Complete Genome of Geobacter pickeringii G13T, a Metal-Reducing Isolate from Sedimentary Kaolin Deposits.

We used PacBio sequencing to assemble the genome of the pristine freshwater isolate Geobacter pickeringii G13(T) into a single 3,618,700-bp circular chromosome polished to 99.999% accuracy (quality value [QV], 50). This isolate shares several features with other Geobacter spp., including genes for degradation of aromatics and an abundance of multiheme c-type cytochromes.

GENOME ANNOUNCEMENT

Geobacter spp. play important roles in coupling organic matter degradation to metal reduction in sediment and subsurface environments. Genome sequencing efforts have primarily focused on isolates from aquatic sediments, subsurface bioremediation sites, and electricity-producing bioreactors (1–4). Geobacter pickeringii, a freshwater isolate recovered from a pristine, uncontaminated Fe(III)-rich kaolin deposit, is of interest for its wide repertoire of reported electron donors and acceptors used for anaerobic respiration, including the rare ability to utilize methanol (5).
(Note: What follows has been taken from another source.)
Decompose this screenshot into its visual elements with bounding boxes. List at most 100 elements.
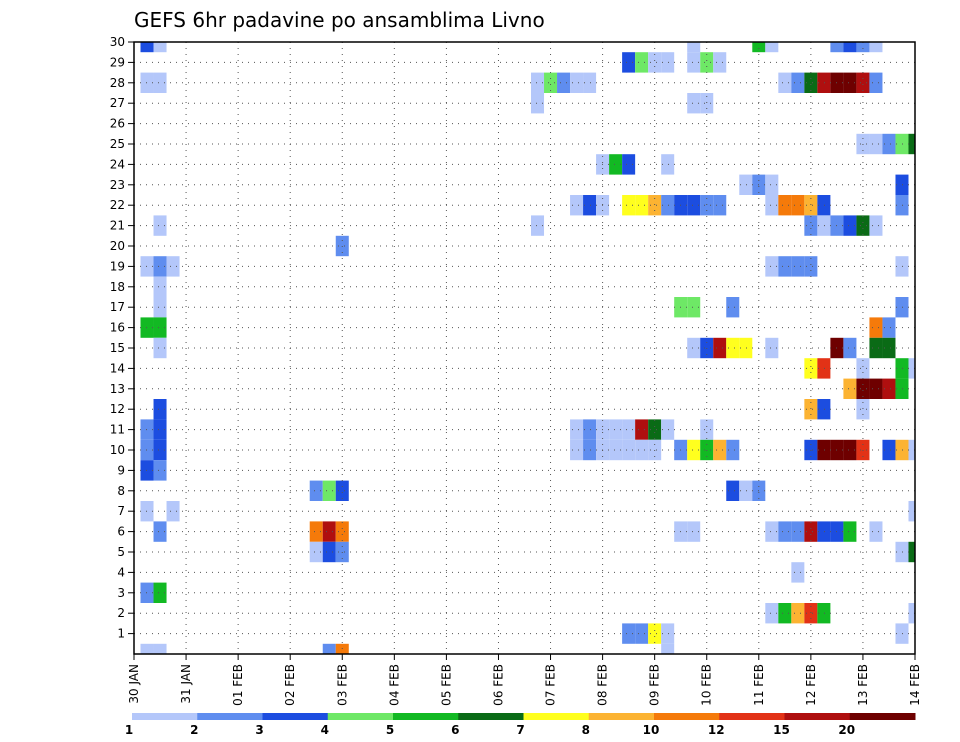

Closed assemblies are available for 7 Geobacter isolates in GenBank, and these provide important structural information typically lacking in fragmented assemblies. For single-contig assembly of G. pickeringii, we leveraged Pacific Biosciences long-read sequencing to span repetitive elements without relying on reads from complementary platforms (6). Approximately 10 µg of genomic DNA from enzymatically lysed, stationary-phase G. pickeringii cells was prepared for continuous long reads using a 20-kb insert target and electrophoretically size selected with a 4-kb cutoff using Blue Pippin (Sage Science). Reads were captured as 120-min movies from 5 SMRT cells (P4-C2 chemistry) on a PacBio RS II sequencer (Mayo Clinic Bioinformatics Core, Rochester, MN).

Raw reads (~1 Gbp total) were filtered to remove SMRT bell adapters and short (<100 bp) and low quality reads (<80% accuracy) using SMRT Analysis v. 2.1 within the Amazon EC2 Elastic Compute Cloud. De novo assembly was performed with ~30× coverage of self-corrected long reads with a length cutoff of 10,183 bp as determined automatically with HGAP (7). Contig lengths from the first assembly were summed to estimate genome size and rerun HGAP, producing a single contig with self-overlapping ends. Overlaps were manually trimmed and the circularized contig was subjected to two successive rounds of polishing with Quiver using the entire read set (250× coverage) to remove remaining indels (7) and produce a single, 3,618,700-bp circular chromosome with uniform coverage, G+C content of 62.27%, and consensus concordance of 99.999% (quality value [QV], 50). The chromosome was manually reoriented to begin at the replication origin as predicted using Ori-Finder (8) before annotation via the NCBI Prokaryotic Annotation Pipeline.

Despite being isolated from an uncontaminated environment, G. pickeringii contains a full suite of genes for anaerobic oxidation of aromatic compounds and a putative hgcAB gene cluster (GPICK_04815—GPICK_04820) responsible for mercury methylation (9). G. pickeringii also contains a complete tricarboxylic acid (TCA) cycle, 60 predicted histidine kinases, and 56 multiheme c-type cytochromes, similar to Geobacter sulfurreducens (72) and Geobacter metallireducens (60). Long-read assembly successfully resolved 3 rRNA gene operons and a near perfect duplication of a 7.4-kb heterodisulfide reductase gene cluster. In support of the G. pickeringii methanol utilization phenotype (5), genes linked to methanol oxidation in Rhodococcus erythropolis N9T-4 (10) occurred as a cluster in G. pickeringii (GPICK_06655—GPICK_06695) upstream of a biosynthetic pathway predicted to synthesize an electron transfer cofactor (mycofactocin) used in methanol oxidation (11).

Nucleotide sequence accession numbers.

The assembly and annotation have been deposited in GenBank under accession number CP009788. Raw PacBio reads and base modification data have been deposited to the NCBI Sequence Read Archive under accession number SRX796422.